The ability to factor quadratic expressions is fundamental to many aspects of algebra and beyond. Here are some key applications:

• Solving Quadratic Equations: Setting the factored quadratic equal to zero allows you to find the roots or zeros of the equation, which represent the x-intercepts of the parabola represented by the quadratic.

• Simplifying Expressions: Factoring can simplify complex algebraic expressions, making them easier to manipulate and understand.

• Graphing Parabolas: The factored form reveals the x-intercepts, making it easier to graph the parabola represented by the quadratic.

• Real-World Applications: Quadratic expressions model many real-world phenomena, including projectile motion, area calculations, and optimization problems. Factoring is essential for solving these problems.

Frequently Asked Questions (FAQ)

Q: What if the quadratic expression cannot be factored easily?

A: If you cannot find two numbers that satisfy the conditions for factoring by inspection, you can use the quadratic formula or completing the square to find the roots and then express the quadratic in factored form using those roots. Some quadratics may not have real number factors; in those cases, the quadratic formula will reveal complex roots.

Q: Is there only one way to factor a quadratic expression?

A: No, there isn't. The order of the factors doesn't matter; (x - 4)(x + 7) is the same as (x + 7)(x - 4).

Q: What if 'a' is not equal to 1?

A: If 'a' is not 1, the factoring process becomes slightly more complex. You may need to use techniques such as factoring by grouping or using the AC method, which involves finding factors of a*c that add up to 'b'.

Q: Why is factoring important in higher-level mathematics?

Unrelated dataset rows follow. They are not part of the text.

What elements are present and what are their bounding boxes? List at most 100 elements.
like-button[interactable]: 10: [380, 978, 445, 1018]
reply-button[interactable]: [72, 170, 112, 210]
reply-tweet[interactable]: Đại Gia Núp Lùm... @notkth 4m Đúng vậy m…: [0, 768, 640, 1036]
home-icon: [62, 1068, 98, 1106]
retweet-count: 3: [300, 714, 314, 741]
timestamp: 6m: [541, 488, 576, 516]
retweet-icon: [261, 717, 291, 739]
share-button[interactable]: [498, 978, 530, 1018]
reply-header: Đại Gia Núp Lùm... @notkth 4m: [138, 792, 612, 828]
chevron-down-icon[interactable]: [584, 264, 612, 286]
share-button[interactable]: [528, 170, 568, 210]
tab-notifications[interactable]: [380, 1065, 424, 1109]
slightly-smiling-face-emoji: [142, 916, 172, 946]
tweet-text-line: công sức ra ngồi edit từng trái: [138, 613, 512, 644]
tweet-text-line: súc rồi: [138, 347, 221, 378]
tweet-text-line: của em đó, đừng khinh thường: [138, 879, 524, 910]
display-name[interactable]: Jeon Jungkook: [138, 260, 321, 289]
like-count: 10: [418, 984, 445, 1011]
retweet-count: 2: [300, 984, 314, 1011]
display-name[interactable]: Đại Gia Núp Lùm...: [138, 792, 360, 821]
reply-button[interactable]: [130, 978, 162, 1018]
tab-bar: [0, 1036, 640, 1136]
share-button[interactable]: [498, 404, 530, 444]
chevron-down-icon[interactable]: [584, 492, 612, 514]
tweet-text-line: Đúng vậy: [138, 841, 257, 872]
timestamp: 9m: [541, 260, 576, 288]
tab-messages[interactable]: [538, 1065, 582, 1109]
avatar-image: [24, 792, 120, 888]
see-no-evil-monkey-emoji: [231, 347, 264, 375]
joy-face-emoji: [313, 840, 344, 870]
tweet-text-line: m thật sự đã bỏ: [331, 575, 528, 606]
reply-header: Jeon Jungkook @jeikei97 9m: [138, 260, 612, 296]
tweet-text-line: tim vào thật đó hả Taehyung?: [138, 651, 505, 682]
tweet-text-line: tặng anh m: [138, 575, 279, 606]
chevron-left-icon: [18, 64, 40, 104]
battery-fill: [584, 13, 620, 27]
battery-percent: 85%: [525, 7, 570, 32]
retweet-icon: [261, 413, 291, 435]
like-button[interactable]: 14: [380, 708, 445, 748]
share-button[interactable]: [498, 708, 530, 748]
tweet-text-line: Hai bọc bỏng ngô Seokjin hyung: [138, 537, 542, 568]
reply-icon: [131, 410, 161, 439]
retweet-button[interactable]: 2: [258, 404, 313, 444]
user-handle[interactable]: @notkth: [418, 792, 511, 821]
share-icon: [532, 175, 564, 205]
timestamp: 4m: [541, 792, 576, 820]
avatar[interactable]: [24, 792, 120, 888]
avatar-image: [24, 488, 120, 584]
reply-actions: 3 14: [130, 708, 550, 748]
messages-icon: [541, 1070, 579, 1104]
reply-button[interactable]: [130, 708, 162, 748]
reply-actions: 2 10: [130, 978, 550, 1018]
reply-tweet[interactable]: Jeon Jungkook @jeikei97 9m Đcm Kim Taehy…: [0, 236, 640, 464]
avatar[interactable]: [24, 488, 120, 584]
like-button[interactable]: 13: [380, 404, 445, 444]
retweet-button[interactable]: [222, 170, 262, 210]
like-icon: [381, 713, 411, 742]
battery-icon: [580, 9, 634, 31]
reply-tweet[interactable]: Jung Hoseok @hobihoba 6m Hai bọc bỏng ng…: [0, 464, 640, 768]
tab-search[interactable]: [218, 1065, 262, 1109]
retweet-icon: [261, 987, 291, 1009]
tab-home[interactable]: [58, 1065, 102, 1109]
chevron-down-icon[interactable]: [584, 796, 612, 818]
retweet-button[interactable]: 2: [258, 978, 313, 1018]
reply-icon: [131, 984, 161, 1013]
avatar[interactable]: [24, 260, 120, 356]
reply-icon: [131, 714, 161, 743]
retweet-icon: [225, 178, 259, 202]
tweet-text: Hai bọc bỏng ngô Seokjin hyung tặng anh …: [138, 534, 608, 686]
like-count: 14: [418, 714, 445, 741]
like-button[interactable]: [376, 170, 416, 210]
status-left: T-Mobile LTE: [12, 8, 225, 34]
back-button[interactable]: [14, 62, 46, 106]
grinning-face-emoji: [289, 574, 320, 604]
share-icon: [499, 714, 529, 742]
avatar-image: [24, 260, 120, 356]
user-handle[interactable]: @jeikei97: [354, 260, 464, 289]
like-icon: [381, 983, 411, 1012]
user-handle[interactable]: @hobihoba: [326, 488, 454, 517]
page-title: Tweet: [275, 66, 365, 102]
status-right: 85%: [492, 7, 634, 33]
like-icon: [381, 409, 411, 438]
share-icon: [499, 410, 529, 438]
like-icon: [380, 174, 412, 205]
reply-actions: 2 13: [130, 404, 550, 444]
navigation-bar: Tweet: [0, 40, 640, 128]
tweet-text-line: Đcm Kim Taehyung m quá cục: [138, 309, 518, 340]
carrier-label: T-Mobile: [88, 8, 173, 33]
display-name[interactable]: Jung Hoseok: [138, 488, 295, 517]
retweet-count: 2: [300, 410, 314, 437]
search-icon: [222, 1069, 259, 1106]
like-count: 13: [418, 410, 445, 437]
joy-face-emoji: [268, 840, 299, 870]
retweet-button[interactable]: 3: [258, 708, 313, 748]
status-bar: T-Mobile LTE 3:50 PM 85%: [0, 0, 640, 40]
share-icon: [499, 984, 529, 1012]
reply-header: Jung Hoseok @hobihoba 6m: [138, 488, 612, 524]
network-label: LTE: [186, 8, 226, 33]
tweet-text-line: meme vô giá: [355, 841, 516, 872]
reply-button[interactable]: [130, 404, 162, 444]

A: Factoring skills are crucial in calculus, linear algebra, and other advanced mathematical subjects. Understanding factorization helps in simplifying expressions, solving equations, and analyzing functions.

Conclusion

Factoring the quadratic expression x² + 3x - 28, resulting in (x - 4)(x + 7), is a fundamental algebraic skill. We've explored three different methods: factoring by inspection, using the quadratic formula, and completing the square. Each method provides a valuable approach to understanding and manipulating quadratic expressions. Mastering these techniques will significantly enhance your problem-solving abilities in algebra and beyond. Remember that practice is key to solidifying your understanding and developing fluency in factoring quadratic expressions. By consistently applying these methods and understanding the underlying principles, you'll confidently navigate the world of quadratic equations and their many applications.